Perhaps this is why journalists devise drinking games (Take a shot for “inequality“!) and bingo (“Inequality” gives me five across!) to get through it. One reason New Jersey Gov. Chris Christie’s press conference (which lasted even longer than a Bill Clinton SOTU) was interesting theater was because it wasn’t clear (even to Christie) where this was going, how he’d interact with the media and whether it would “work.” There was emotion, conflict and suspense — none of which is present in modern SOTUs.

And if you want irrelevant, try listening to the other party’s response (or heinously, now multiple responses from Republicans). The star of the moment rarely lasts as a star. In recent years we’ve had Virginia Gov. Bob McDonnell and Virginia Democratic Sen. Tim Kaine — suggesting appearance is either a precursor to doom or to obscurity. There was a little of both last year when Sen. Marco Rubio (R-Fla.) said something no one recalls and sipped water, which the media pondered for days. He then had the worst year of any Republican other than McDonnell.

Nothing in the Constitution says the speech must be either spoken or be a one-man show. No one (other than the incumbent president and his aides) thinks it needs to be an hour-long.  Here, then, are some alternatives:

1. Skip it.
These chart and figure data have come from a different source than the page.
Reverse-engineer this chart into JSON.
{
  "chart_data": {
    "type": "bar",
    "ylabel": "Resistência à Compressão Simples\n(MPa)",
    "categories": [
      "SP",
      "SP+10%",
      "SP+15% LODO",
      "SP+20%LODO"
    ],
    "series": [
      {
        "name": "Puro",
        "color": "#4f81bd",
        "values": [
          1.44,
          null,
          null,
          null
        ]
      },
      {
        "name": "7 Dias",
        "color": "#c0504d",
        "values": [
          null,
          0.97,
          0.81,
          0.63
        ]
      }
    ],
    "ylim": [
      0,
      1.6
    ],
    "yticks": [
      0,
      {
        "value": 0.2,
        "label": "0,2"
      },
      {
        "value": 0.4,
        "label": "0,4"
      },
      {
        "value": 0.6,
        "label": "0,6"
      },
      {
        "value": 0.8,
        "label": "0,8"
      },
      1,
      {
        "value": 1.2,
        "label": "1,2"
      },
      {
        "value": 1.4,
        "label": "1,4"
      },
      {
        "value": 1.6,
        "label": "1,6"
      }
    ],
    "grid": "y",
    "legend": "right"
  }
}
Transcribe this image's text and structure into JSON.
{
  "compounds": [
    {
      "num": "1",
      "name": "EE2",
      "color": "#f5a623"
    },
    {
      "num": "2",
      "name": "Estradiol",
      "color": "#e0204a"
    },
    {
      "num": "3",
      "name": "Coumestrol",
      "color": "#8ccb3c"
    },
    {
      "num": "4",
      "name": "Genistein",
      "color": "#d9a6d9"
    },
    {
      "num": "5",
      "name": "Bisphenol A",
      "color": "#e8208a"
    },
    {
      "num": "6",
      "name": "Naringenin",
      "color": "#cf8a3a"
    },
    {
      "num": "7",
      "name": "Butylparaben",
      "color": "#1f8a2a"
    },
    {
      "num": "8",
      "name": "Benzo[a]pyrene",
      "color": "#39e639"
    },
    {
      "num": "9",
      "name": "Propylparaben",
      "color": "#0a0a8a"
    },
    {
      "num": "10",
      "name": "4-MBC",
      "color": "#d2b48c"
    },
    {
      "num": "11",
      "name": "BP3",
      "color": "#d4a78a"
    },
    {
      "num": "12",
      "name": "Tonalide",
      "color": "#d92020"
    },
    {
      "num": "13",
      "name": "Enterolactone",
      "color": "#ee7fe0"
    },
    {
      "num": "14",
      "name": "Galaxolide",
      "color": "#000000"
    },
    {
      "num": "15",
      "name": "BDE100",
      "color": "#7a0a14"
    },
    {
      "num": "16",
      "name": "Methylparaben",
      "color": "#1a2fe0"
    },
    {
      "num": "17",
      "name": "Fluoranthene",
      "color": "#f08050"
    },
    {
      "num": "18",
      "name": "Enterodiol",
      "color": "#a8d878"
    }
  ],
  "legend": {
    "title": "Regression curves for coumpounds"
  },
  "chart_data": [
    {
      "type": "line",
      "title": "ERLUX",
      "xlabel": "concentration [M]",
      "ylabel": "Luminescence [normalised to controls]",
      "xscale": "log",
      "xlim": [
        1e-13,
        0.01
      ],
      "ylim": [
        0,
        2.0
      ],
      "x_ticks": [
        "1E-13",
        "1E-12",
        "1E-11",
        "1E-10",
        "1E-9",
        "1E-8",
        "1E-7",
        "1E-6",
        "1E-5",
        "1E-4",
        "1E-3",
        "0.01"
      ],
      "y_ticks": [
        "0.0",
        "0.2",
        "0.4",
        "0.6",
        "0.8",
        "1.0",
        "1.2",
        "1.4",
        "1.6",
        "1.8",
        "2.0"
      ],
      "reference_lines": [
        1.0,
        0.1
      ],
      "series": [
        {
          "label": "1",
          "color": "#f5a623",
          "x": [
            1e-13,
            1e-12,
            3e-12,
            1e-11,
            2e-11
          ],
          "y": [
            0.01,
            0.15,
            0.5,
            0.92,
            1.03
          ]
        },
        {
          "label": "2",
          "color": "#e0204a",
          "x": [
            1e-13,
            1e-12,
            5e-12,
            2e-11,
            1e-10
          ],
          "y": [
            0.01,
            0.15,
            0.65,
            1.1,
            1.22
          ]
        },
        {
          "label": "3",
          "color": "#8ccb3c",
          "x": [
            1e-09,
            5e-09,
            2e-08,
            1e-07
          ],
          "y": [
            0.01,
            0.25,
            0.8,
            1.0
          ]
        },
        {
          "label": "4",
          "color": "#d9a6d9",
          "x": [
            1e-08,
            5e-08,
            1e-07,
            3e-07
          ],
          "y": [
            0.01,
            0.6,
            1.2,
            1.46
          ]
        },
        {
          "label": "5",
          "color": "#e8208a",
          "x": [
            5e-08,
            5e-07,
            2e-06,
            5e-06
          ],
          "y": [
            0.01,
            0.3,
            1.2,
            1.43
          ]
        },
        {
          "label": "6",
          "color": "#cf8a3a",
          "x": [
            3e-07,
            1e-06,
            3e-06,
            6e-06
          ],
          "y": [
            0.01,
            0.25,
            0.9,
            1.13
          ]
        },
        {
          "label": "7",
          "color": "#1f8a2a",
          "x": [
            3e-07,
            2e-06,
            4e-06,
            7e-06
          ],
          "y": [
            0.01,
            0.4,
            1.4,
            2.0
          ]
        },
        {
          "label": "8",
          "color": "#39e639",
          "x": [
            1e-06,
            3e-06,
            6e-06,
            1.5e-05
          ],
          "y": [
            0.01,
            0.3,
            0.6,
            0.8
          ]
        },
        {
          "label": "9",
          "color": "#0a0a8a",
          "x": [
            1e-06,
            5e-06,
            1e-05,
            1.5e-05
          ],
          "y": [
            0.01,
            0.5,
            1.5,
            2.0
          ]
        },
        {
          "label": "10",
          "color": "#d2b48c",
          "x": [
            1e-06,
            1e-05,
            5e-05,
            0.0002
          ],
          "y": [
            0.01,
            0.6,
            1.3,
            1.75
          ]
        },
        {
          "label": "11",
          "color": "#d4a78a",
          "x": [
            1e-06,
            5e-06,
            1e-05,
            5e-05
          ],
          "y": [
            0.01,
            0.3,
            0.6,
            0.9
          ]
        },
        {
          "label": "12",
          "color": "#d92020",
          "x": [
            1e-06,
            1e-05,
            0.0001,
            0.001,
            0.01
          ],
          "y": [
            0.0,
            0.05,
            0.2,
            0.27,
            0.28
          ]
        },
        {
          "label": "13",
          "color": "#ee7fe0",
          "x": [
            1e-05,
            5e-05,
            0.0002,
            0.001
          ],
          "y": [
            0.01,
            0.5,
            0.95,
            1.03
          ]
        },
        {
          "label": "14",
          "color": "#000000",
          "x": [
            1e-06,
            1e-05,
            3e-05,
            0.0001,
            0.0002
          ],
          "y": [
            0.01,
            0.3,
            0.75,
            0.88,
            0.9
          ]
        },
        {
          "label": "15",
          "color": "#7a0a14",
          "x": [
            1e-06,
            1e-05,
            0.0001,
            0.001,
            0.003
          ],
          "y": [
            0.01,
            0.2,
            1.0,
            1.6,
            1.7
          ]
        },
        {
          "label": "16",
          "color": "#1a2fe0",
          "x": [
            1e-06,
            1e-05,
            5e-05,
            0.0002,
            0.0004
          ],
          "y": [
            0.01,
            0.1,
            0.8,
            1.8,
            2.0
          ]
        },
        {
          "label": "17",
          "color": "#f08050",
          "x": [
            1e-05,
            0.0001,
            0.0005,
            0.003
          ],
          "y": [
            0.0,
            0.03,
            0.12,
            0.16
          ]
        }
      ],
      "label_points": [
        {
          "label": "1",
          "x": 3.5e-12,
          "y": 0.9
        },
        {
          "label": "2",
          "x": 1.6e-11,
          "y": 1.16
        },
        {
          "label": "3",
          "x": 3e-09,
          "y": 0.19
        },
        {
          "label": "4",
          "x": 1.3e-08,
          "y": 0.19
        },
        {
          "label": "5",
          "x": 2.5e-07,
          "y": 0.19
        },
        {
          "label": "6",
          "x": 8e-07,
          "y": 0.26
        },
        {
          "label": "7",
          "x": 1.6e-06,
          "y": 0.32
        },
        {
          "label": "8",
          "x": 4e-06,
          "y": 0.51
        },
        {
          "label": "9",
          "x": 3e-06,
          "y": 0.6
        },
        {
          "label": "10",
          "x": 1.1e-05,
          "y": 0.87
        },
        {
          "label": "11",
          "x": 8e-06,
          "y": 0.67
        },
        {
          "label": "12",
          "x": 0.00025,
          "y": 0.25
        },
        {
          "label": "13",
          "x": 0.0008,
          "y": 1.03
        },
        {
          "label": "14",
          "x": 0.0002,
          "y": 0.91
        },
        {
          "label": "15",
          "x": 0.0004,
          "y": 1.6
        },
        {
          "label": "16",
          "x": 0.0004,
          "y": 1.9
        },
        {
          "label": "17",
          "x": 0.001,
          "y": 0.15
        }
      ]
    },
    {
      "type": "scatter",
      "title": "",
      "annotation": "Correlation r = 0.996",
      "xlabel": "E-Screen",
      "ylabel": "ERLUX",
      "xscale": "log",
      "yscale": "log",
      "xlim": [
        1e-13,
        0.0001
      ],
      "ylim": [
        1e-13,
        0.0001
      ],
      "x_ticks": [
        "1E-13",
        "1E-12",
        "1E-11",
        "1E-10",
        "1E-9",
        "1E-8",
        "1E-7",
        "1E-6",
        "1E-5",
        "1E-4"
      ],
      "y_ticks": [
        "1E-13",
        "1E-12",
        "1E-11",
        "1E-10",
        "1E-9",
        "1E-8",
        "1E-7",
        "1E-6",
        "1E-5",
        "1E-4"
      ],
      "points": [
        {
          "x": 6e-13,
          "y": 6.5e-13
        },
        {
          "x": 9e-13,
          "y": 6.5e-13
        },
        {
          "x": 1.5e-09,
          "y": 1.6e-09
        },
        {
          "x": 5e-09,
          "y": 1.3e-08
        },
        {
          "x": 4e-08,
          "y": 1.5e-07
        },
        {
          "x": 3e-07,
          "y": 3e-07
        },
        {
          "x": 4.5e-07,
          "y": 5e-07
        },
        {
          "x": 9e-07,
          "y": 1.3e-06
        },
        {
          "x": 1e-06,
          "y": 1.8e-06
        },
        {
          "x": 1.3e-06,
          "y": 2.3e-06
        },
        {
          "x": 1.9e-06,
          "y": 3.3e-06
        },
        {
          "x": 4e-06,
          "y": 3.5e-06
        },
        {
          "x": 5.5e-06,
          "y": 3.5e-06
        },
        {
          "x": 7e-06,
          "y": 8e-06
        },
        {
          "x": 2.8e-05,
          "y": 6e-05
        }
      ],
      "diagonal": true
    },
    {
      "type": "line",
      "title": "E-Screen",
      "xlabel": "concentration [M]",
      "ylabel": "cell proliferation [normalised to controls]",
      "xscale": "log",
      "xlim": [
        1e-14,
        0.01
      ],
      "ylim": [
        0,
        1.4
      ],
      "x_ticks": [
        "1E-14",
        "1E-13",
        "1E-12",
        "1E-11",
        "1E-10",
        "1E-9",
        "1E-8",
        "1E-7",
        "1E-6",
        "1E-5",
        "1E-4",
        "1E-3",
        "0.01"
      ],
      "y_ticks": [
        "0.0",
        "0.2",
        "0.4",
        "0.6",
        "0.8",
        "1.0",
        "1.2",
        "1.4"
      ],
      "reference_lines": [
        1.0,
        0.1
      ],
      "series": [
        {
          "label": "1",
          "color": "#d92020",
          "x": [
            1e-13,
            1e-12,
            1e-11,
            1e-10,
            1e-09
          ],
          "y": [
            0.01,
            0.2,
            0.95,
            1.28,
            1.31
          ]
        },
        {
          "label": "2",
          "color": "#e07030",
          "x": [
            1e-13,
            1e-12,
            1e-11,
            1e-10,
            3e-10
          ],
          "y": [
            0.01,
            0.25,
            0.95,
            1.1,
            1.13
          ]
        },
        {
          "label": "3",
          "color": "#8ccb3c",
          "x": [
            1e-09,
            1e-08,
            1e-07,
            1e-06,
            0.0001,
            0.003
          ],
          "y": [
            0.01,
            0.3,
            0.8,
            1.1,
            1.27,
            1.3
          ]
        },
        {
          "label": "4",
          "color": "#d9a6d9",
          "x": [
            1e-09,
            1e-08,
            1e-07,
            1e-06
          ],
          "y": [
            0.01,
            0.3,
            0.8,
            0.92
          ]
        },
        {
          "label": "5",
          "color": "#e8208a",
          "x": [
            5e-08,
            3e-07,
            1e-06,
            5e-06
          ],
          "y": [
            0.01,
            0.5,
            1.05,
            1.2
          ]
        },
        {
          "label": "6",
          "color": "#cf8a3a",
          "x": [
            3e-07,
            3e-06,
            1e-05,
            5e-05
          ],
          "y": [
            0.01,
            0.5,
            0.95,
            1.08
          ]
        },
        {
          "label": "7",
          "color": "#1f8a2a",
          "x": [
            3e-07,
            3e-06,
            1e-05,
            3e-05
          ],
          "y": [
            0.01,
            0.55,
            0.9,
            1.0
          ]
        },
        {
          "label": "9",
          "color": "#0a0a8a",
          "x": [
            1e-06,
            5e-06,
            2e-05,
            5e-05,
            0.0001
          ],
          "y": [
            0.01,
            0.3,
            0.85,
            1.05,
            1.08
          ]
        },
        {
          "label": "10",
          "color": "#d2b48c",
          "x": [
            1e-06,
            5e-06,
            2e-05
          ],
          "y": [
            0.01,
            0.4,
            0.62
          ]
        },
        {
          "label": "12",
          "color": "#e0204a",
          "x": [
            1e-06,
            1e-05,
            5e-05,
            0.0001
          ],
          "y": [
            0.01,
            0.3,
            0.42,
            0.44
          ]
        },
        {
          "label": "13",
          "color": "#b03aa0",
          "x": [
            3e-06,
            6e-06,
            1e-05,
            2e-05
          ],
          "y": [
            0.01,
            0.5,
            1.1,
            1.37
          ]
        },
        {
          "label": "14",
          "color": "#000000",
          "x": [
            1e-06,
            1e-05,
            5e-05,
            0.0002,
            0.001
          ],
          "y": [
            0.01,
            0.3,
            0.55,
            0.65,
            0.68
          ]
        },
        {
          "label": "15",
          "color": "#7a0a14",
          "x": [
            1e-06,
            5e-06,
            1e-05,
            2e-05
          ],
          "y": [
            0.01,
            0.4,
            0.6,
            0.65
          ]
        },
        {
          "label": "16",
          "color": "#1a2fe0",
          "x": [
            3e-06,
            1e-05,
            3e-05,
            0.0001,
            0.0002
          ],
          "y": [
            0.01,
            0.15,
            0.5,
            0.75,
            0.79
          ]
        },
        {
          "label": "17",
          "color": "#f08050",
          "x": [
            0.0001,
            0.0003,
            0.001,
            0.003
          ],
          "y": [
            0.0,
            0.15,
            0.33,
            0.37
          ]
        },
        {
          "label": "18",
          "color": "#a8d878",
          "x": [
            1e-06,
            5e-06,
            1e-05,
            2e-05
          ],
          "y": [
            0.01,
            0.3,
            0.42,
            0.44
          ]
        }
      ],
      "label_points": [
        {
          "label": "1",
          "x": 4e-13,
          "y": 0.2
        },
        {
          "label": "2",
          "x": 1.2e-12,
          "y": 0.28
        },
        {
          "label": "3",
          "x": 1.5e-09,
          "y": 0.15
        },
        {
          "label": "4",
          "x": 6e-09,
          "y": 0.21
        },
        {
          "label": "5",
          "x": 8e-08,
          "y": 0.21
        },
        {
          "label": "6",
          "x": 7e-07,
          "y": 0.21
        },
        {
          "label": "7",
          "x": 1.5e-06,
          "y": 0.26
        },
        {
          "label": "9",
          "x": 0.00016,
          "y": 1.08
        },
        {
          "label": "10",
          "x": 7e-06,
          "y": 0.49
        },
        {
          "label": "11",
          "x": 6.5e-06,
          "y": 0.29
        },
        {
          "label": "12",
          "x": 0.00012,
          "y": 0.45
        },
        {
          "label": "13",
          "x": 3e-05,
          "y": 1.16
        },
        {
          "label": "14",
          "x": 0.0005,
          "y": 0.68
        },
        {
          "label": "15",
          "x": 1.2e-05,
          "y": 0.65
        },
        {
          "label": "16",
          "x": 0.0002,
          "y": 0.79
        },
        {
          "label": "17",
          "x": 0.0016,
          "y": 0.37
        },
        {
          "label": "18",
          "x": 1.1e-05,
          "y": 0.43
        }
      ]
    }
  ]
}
Most people do.

2. Limit it to 15 minutes; in other words, give the executive summary. (“The rest can be found online at . . . “)

3.  Have the president discuss the SOTU with a leader of the opposing party (no debate moderators, just a conversation).

I don’t see any of those happening, although I’m sorely tempted to vote for the candidate in 2016 who vows never to give one of these. That would show some restraint, humility and understanding of “real” Americans (as opposed to the ones who reply to the insta-polls) — qualities, come to think of it, that have diminished in our leaders as the SOTUs have gotten longer and more tedious. There’s a connection there.